Mayor Lori Lightfoot: Chicago Head Start funding cutoff is ‘irresponsible’

Chicago Mayor Lori Lightfoot wears a mask on the first day of school.
Chicago Mayor Lori Lightfoot has asked for an extension of a critical line of early learning funding after the federal government reshuffled money away from the city and to more community groups. (Lauren Miller for Chalkbeat)

Arguing that a Sept. 30 cutoff date is “irresponsible” and “inequitable,” Chicago Mayor Lori Lightfoot has petitioned the federal government to extend the city’s Head Start funding in full until June 2022.

In a blow to City Hall, the federal government confirmed this summer that it is breaking up Chicago’s early learning monopoly and redistributing $95 million of a $145 million annual grant to five community program operators. In that process, nine agencies were defunded entirely.

Without intervention, nearly 1,000 low-income children under 5 could be forced to transfer mid-school year to other preschool programs and child care centers, city officials have said.  

According to City Hall sources, the mayor has already directed that $5.6 million of bridge funding would go to prop up the defunded Head Start programs at community agencies through December. The money comes from a pot of federal emergency dollars directed toward cities for coronavirus response. 

In an August letter to Xavier Becerra, the secretary of the U.S. Department of Health and Human Services, Lightfoot said she respected the bidding process the city underwent earlier in the year and the resulting decision, but a city in the grips of a pandemic needed a longer transition time.

“The shift will undoubtedly have a monumental impact for children and families across Chicago,” Lightfoot wrote. “Given the (Biden) Administration’s appropriate emphasis on the importance of early learning, this dramatic funding shift seems contradictory and decidedly ill-timed.”

A similar letter written by U.S. Senator Tammy Duckworth and signed by the Illinois delegation asks the Office of Head Start to find additional funding to secure additional slots, expand programs in four neighborhoods that didn’t receive any Head Start seats in the reshuffling, and conduct a full review of the grant process — including regular updates on how many children are transitioned between programs. 

In the shift, City Hall will continue to oversee some early learning programs, but its share of the grant is now much smaller, at $51.8 million. Originally, the grant reduction was set to go into effect July 31, but the federal government extended that to September.

Some insiders say that Chicago will benefit from more community agencies contracting directly with the federal government and that expanded roles and more funding will mean more flexibility to raise salaries for workers, expand capacity for infants and toddlers, and respond more nimbly to demographic changes on the ground. 

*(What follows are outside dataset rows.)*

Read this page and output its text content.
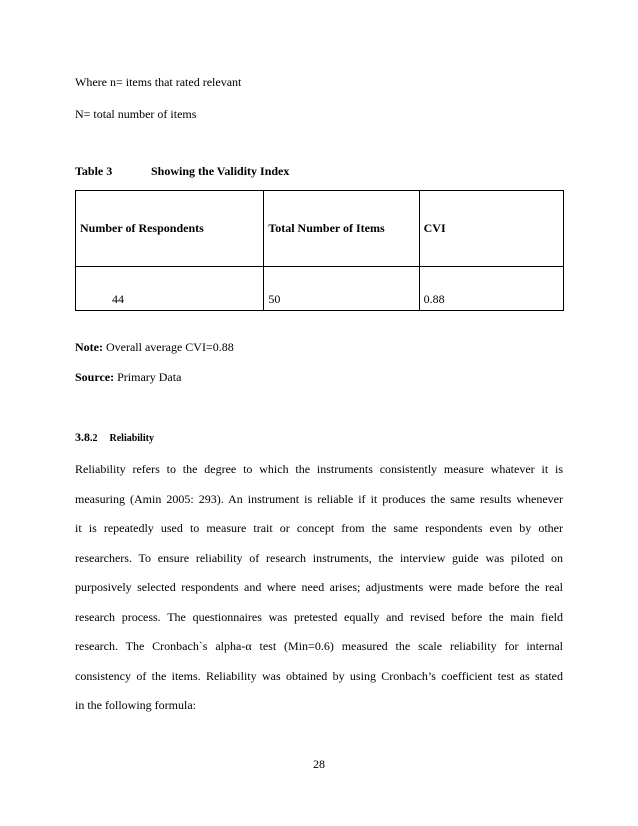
Where n= items that rated relevant
N= total number of items
Table 3	Showing the Validity Index
Number of Respondents	Total Number of Items	CVI
44	50	0.88
Note: Overall average CVI=0.88
Source: Primary Data
3.8.2 Reliability
Reliability refers to the degree to which the instruments consistently measure whatever it is
measuring (Amin 2005: 293). An instrument is reliable if it produces the same results whenever
it is repeatedly used to measure trait or concept from the same respondents even by other
researchers. To ensure reliability of research instruments, the interview guide was piloted on
purposively selected respondents and where need arises; adjustments were made before the real
research process. The questionnaires was pretested equally and revised before the main field
research. The Cronbach`s alpha-α test (Min=0.6) measured the scale reliability for internal
consistency of the items. Reliability was obtained by using Cronbach’s coefficient test as stated
in the following formula:
28
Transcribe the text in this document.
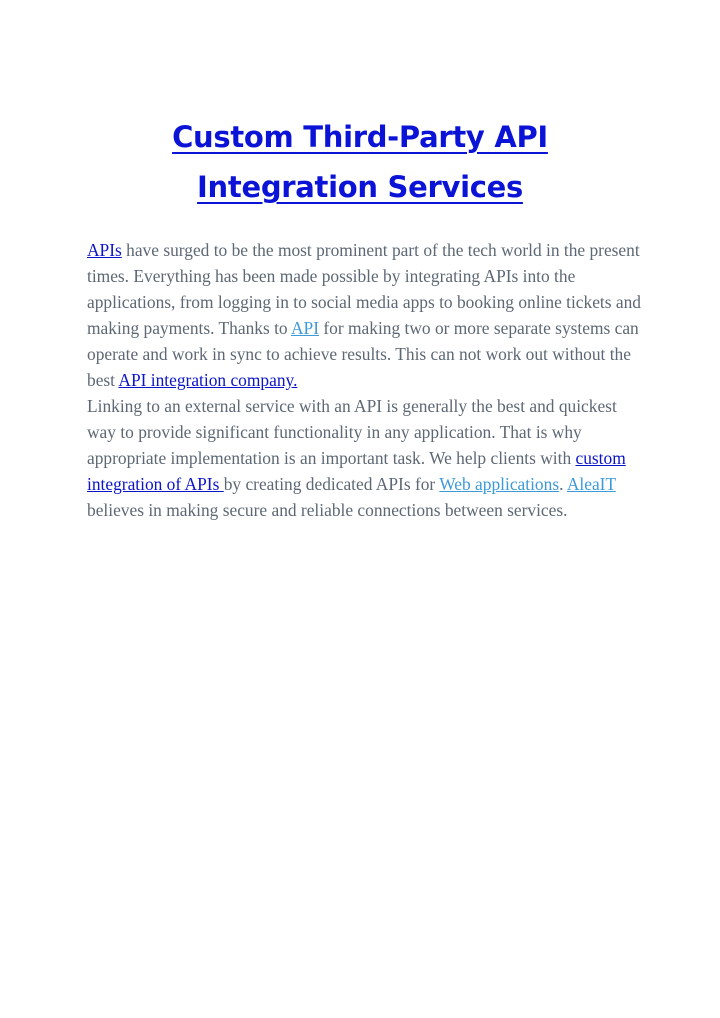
Custom Third-Party API
Integration Services

APIs have surged to be the most prominent part of the tech world in the present times. Everything has been made possible by integrating APIs into the applications, from logging in to social media apps to booking online tickets and making payments. Thanks to API for making two or more separate systems can operate and work in sync to achieve results. This can not work out without the best API integration company.

Linking to an external service with an API is generally the best and quickest way to provide significant functionality in any application. That is why appropriate implementation is an important task. We help clients with custom integration of APIs by creating dedicated APIs for Web applications. AleaIT believes in making secure and reliable connections between services.
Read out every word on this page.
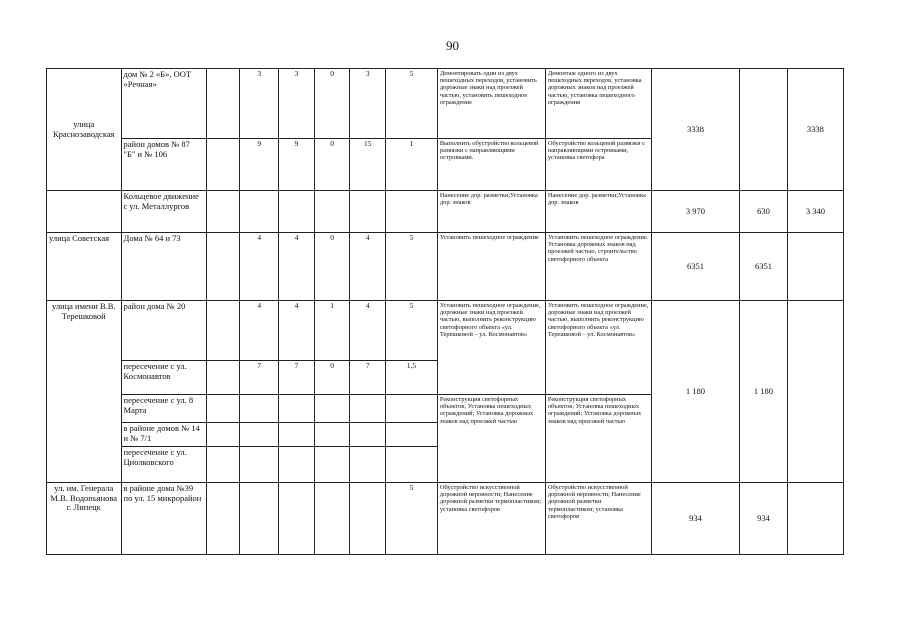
90
улица Красноэаводская	дом № 2 «Б», ООТ «Речная»		3	3	0	3	5	Демонтировать один из двух пешеходных переходов, установить дорожные знаки над проезжей частью, установить пешеходное ограждение	Демонтаж одного из двух пешеходных переходов, установка дорожных знаков над проезжей частью, установка пешеходного ограждения	3338		3338
	район домов № 87 "Б" и № 106		9	9	0	15	1	Выполнить обустройство кольцевой развязки с направляющими островками.	Обустройство кольцевой развязки с направляющими островками, установка светофора			
	Кольцевое движение с ул. Металлургов							Нанесение дор. разметки;Установка дор. знаков	Нанесение дор. разметки;Установка дор. знаков	3 970	630	3 340
улица Советская	Дома № 64 и 73		4	4	0	4	5	Установить пешеходное ограждение	Установить пешеходное ограждение. Установка дорожных знаков над проезжей частью, строительство светофорного объекта	6351	6351	
улица имени В.В. Терешковой	район дома № 20		4	4	1	4	5	Установить пешеходное ограждение, дорожные знаки над проезжей частью, выполнить реконструкцию светофорного объекта «ул. Терешковой – ул. Космонавтов»	Установить пешеходное ограждение, дорожные знаки над проезжей частью, выполнить реконструкцию светофорного объекта «ул. Терешковой – ул. Космонавтов»	1 180	1 180	
	пересечение с ул. Космонавтов		7	7	0	7	1,5					
	пересечение с ул. 8 Марта							Реконструкция светофорных объектов; Установка пешеходных ограждений; Установка дорожных знаков над проезжей частью	Реконструкция светофорных объектов; Установка пешеходных ограждений; Установка дорожных знаков над проезжей частью			
	в районе домов № 14 и № 7/1											
	пересечение с ул. Циолковского											
ул. им. Генерала М.В. Водопьянова г. Липецк	в районе дома №39 по ул. 15 микрорайон						5	Обустройство искусственной дорожной неровности; Нанесение дорожной разметки термопластиком; установка светофоров	Обустройство искусственной дорожной неровности; Нанесение дорожной разметки термопластиком; установка светофоров	934	934	
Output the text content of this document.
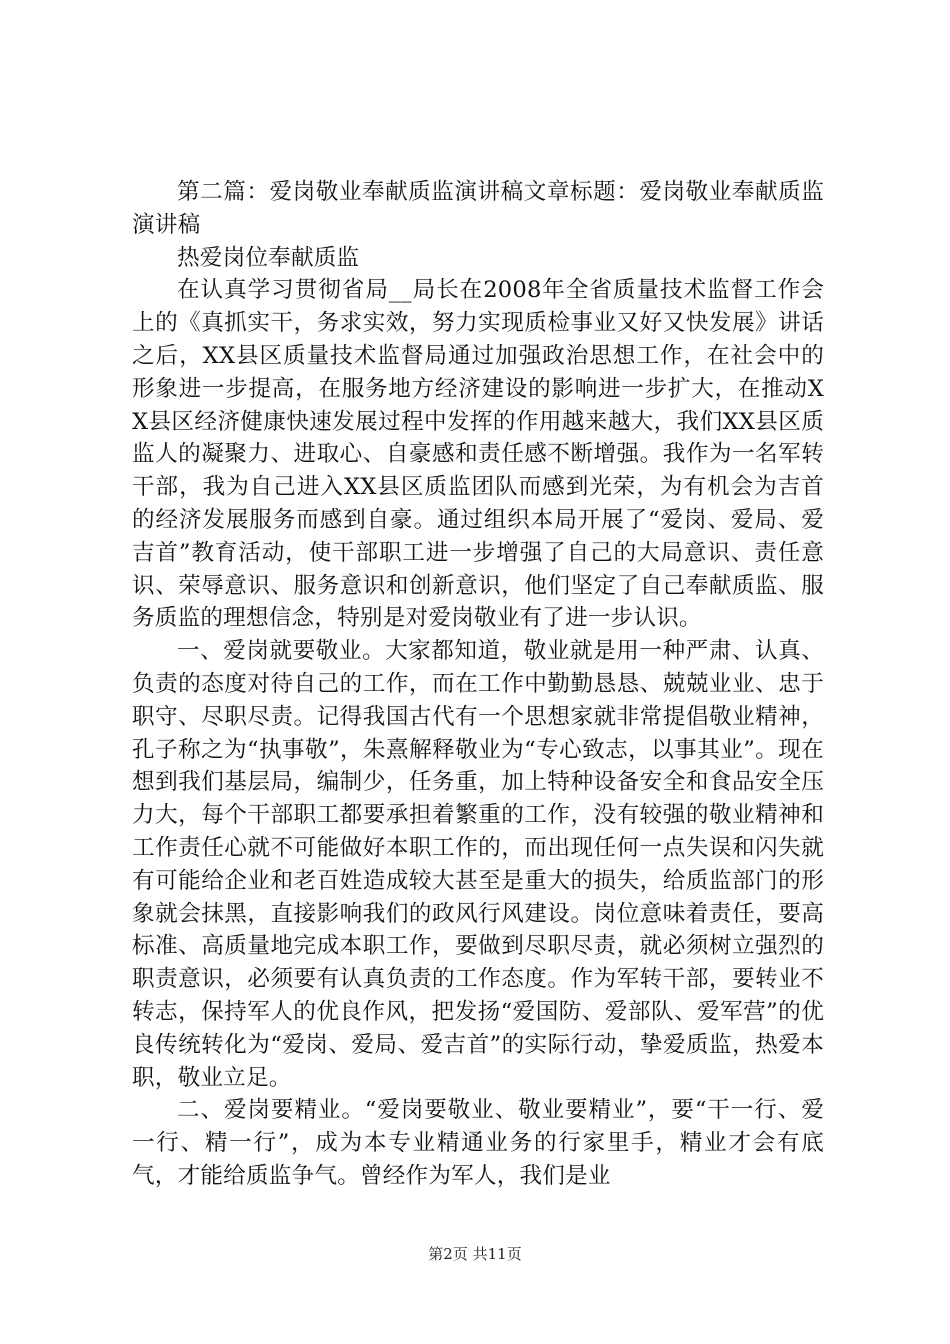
第二篇：爱岗敬业奉献质监演讲稿文章标题：爱岗敬业奉献质监演讲稿

热爱岗位奉献质监

在认真学习贯彻省局__局长在2008年全省质量技术监督工作会上的《真抓实干，务求实效，努力实现质检事业又好又快发展》讲话之后，XX县区质量技术监督局通过加强政治思想工作，在社会中的形象进一步提高，在服务地方经济建设的影响进一步扩大，在推动XX县区经济健康快速发展过程中发挥的作用越来越大，我们XX县区质监人的凝聚力、进取心、自豪感和责任感不断增强。我作为一名军转干部，我为自己进入XX县区质监团队而感到光荣，为有机会为吉首的经济发展服务而感到自豪。通过组织本局开展了“爱岗、爱局、爱吉首”教育活动，使干部职工进一步增强了自己的大局意识、责任意识、荣辱意识、服务意识和创新意识，他们坚定了自己奉献质监、服务质监的理想信念，特别是对爱岗敬业有了进一步认识。

一、爱岗就要敬业。大家都知道，敬业就是用一种严肃、认真、负责的态度对待自己的工作，而在工作中勤勤恳恳、兢兢业业、忠于职守、尽职尽责。记得我国古代有一个思想家就非常提倡敬业精神，孔子称之为“执事敬”，朱熹解释敬业为“专心致志，以事其业”。现在想到我们基层局，编制少，任务重，加上特种设备安全和食品安全压力大，每个干部职工都要承担着繁重的工作，没有较强的敬业精神和工作责任心就不可能做好本职工作的，而出现任何一点失误和闪失就有可能给企业和老百姓造成较大甚至是重大的损失，给质监部门的形象就会抹黑，直接影响我们的政风行风建设。岗位意味着责任，要高标准、高质量地完成本职工作，要做到尽职尽责，就必须树立强烈的职责意识，必须要有认真负责的工作态度。作为军转干部，要转业不转志，保持军人的优良作风，把发扬“爱国防、爱部队、爱军营”的优良传统转化为“爱岗、爱局、爱吉首”的实际行动，挚爱质监，热爱本职，敬业立足。

二、爱岗要精业。“爱岗要敬业、敬业要精业”，要“干一行、爱一行、精一行”，成为本专业精通业务的行家里手，精业才会有底气，才能给质监争气。曾经作为军人，我们是业

第2页 共11页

According to outside analysis, the new grant increased federal early learning funding to Chicago by about 7% and reduced the number of Head Start seats slightly, by 661 spots, to just under 8,000 compared with one year ago. Agencies were awarded more money for each seat — and incentivized to boost the number of openings for infants and toddlers with extra funding. Infants and toddlers cost more to educate and there is considerably less supply in the city for children 2 and under compared to 3- and 4-year-olds. 

In trying to argue its case for the funding extension, the city provided data that shows the new grant arrangement will fund considerably fewer seats than prior to the pandemic. In February 2020, about 8,200 children were enrolled in Head Start and Early Head Start programs citywide. The year prior, it was more than 12,000.

The massive reshuffling of Head Start funding is the second significant overhaul of Chicago’s early learning system in three years. In 2019, Chicago held a grant competition that spurred big shifts in which agencies receive public funding to provide child care for low-income children under 5. Then the federal government stepped in — and broke up City Hall’s monopoly, a trend that has happened in other major cities, from New York to Los Angeles, as the feds prioritize sending more money directly to communities and sidestep some of the bureaucracy of city government oversight.

Chicago’s monopoly of Head Start funding gave the city an advantage in kicking off a universal prekindergarten program, which started under former Mayor Rahm Emanuel and continues under Lightfoot. The universal prekindergarten expansion will not be impacted by the grant shift. 

A spokesperson for the Office of Head Start did not immediately respond to a request for comment. 

In the meantime, at least one agency has already closed its doors, while another has decided to divert a major philanthropic gift toward extending its Head Start program through the end of the school year. The YMCA of Metropolitan Chicago said it will continue to operate classrooms across nine sites for about 300 children through June, courtesy of a private donor. 

“Our families have been through a lot,” said Man-Yee Lee, the director of communications for the YMCA. “We didn’t want to leave them scrambling to find child care at such a short notice.”